For speculators, a very pure short-term directional trading instrument is CFD provider IG Markets’ Binary CFD, which quotes a price on the probability of the Australia 200 index finishing higher or lower at the end of the trading day. (Like all index CFDs, the binaries cannot use the actual trademarked indices, which are usually trademarked, for example the S&P/ASX 200.)

Binaries are also offered on the Wall Street index (based on the Dow Jones), the US SPX 500 (based on the S&P 500), the France 40, the Germany 30, the FTSE 100 and the Singapore Blue Chip. Binaries are also quoted on weekly and hourly positions, as well as 20-minute and five-minute contracts on the FTSE 100 and Wall Street.

Whereas index CFDs are priced according to IG’s quote on an index level, the binary price is just the probability of directional movement. For the Australia 200 index, based on the overnight lead from the US markets, IG quotes a price – between zero and 100 – on the index rising on the day, by any amount. If the index closes higher, the trade settles at 100: if it closes lower, the binary settles at zero. Traders can close out the trade at any time.  

“Binaries are not one of our most traded products, but we find that when people get into it, they like to stay with it. For someone who thinks they have a good feel for the markets in the short term, and who thinks they can see value where our binary is mispriced, can do quite well on it,” says Weston.

Someone expecting the Australian sharemarket to fall could also use index MINI warrants, traded on the ASX, which give the notional right to ‘buy’ or ‘sell’ the S&P/ASX 200 Index. If you think the market is poised to fall, you can buy a ‘put’ warrant or sell a ‘call’ warrant.

MINIs have no fixed expiry date and are open-ended. Because MINIs are leveraged investments, you have to watch the downside, although index MINIs offer a free stop-loss level: this ensures that the value of the index MINI can never be negative. In a worst-case scenario, you can never lose more than your initial capital outlay. In contrast, when you trade CFDs, you are responsible for setting your own stop-losses.

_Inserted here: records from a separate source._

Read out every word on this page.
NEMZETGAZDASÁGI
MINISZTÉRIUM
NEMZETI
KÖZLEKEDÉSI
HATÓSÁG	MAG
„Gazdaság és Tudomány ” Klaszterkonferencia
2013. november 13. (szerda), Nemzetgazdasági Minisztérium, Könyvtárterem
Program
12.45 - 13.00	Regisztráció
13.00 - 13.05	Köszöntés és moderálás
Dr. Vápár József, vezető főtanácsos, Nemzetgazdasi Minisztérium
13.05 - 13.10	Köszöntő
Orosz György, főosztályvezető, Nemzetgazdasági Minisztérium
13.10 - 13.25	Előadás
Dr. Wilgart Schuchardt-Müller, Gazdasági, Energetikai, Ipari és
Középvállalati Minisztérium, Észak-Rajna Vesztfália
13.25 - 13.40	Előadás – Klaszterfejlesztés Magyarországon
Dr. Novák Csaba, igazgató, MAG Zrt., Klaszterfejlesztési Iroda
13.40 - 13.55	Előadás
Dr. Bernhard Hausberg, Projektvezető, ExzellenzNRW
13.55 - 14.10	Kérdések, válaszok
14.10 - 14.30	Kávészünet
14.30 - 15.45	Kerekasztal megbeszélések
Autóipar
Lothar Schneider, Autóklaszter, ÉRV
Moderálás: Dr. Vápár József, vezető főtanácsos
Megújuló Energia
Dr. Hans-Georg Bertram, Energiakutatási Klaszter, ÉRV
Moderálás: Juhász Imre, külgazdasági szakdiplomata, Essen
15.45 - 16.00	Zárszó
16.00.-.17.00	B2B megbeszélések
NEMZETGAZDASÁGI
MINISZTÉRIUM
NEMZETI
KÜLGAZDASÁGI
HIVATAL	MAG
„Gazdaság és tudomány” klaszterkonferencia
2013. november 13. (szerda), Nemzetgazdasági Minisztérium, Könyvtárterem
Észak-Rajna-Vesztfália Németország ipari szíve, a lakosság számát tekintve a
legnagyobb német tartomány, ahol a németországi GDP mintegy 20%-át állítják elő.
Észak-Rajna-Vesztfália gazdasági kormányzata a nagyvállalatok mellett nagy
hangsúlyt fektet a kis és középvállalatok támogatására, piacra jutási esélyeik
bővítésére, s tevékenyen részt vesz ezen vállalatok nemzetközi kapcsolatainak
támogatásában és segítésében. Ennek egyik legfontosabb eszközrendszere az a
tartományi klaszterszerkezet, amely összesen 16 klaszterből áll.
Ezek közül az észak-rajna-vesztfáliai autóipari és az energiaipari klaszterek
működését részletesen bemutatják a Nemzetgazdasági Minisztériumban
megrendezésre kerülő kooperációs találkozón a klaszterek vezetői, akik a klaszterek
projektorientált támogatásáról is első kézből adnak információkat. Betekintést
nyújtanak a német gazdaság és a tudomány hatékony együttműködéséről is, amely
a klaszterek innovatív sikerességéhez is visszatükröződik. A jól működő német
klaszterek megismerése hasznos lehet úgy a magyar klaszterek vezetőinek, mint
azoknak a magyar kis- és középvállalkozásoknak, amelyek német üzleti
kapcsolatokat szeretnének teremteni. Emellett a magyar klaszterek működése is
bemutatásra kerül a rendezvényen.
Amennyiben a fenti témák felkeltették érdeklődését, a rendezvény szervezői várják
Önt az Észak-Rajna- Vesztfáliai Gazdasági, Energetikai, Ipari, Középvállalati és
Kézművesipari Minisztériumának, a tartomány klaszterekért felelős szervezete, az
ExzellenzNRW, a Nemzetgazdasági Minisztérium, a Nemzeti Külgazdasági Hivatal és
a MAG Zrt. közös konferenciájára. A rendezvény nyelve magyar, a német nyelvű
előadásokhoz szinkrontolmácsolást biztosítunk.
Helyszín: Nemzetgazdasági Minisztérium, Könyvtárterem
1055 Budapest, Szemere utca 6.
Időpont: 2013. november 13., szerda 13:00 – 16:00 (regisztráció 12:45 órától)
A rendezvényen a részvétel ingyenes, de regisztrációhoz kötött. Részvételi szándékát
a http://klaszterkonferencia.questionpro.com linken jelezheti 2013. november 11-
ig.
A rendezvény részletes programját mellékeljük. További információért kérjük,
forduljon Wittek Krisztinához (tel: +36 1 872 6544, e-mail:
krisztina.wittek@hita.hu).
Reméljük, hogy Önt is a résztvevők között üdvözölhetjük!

Another means of trading a view on the market’s direction is the Sydney Futures Exchange (SFE) Share Price Index Intra-Day Options (SPIDO), launched in 2004 specifically to give investors the ability to trade their view on whether the sharemarket will rise or fall on any given day. The SPIDO is a cash-settled options contract based on the SFE SPI 200 futures contract (which is itself based on the S&P/ASX 200 Index), with a life cycle of one day.

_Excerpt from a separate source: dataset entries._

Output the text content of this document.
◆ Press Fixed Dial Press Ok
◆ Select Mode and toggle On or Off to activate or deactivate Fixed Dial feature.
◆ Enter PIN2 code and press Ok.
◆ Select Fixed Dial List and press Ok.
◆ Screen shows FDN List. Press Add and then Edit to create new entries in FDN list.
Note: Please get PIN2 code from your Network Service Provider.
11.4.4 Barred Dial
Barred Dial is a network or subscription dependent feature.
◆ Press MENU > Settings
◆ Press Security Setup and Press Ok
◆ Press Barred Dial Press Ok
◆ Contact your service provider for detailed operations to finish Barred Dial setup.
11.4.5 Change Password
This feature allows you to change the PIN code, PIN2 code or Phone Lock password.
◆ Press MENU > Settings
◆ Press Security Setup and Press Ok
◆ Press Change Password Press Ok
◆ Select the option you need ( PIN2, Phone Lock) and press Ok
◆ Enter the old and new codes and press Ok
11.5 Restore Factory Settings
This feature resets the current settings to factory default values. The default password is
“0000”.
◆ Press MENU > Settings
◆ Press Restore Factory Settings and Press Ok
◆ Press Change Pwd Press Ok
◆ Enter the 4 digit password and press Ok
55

Each morning, depending on how the US indices performed overnight, the SFE quotes an at-the-money (ATM) strike price for the SPIDO, as well as six strike prices – each five points apart – below the ATM strike, and six strike prices – also five points apart – above the ATM price.

A person convinced that the Australian market is set to fall that day could either buy a SPIDO put or sell a SPIDO call. In both cases, strikes higher than the ATM are in-the-money.

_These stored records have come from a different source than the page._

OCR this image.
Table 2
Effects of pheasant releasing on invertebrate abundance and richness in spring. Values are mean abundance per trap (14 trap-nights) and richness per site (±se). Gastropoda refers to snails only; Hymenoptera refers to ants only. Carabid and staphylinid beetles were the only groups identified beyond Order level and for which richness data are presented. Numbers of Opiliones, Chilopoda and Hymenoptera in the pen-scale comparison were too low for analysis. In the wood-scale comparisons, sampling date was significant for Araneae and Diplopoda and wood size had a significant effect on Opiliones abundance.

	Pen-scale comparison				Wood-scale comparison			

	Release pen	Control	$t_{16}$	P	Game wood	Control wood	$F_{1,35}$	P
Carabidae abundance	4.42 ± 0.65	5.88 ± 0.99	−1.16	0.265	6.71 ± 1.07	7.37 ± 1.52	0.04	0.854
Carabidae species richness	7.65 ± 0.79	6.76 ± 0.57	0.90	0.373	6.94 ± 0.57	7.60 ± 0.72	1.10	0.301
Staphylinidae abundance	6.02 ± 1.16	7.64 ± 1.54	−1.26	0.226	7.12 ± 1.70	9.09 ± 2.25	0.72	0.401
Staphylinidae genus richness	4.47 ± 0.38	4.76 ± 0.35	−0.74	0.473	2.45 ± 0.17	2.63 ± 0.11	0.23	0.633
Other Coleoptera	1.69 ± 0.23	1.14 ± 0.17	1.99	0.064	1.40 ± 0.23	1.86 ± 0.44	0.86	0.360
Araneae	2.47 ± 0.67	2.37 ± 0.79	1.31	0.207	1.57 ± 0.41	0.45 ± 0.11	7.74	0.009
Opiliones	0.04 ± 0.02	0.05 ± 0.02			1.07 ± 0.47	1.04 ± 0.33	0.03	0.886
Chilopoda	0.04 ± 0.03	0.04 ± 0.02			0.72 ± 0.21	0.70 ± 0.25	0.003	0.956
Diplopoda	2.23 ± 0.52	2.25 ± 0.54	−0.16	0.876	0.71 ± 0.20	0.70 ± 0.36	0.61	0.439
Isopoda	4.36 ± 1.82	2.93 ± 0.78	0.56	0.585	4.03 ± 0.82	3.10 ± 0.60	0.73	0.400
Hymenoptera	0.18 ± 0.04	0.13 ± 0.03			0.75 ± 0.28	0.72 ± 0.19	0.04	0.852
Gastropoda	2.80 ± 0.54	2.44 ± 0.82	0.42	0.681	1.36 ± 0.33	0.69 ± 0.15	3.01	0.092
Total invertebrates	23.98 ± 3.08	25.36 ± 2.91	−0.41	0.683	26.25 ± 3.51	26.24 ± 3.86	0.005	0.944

Each new day means a completely new SPIDO. The SPIDO opens for trading at 9:50 am each morning and closes at 4:20 pm that afternoon. As the underlying share price index moves, new strikes are continually quoted, and the SPIDO can be bought and sold at any time during the trading day. The profit or loss on the SPIDO at expiry is simply the difference between the strike price and the settlement price. With the SPIDO, your downside risk is limited to 100 per cent – that is, to your original investment.

Weston says many traders use moving averages in bear strategies. “If you get a five, ten and 20-day moving average, and when you see on the chart all three of them heading south, in that order, you’ve got what I would consider a downtrend.

“If you follow that average until the five-day crosses back up across the ten-day, that’s your exit signal. You probably won’t pick the top or pick the bottom, but you can get the bulk of the fall. As soon as those three align again, you re-open the short,” he says.

All of these speculative methods – with the exception of binary CFDs, which are more trading-oriented – can also used to hedge a share position. If the market experiences a sudden pullback, rather than selling or reducing their share holdings, holding a short position on the index should give a rise in value that lessens some of the pain of the market fall.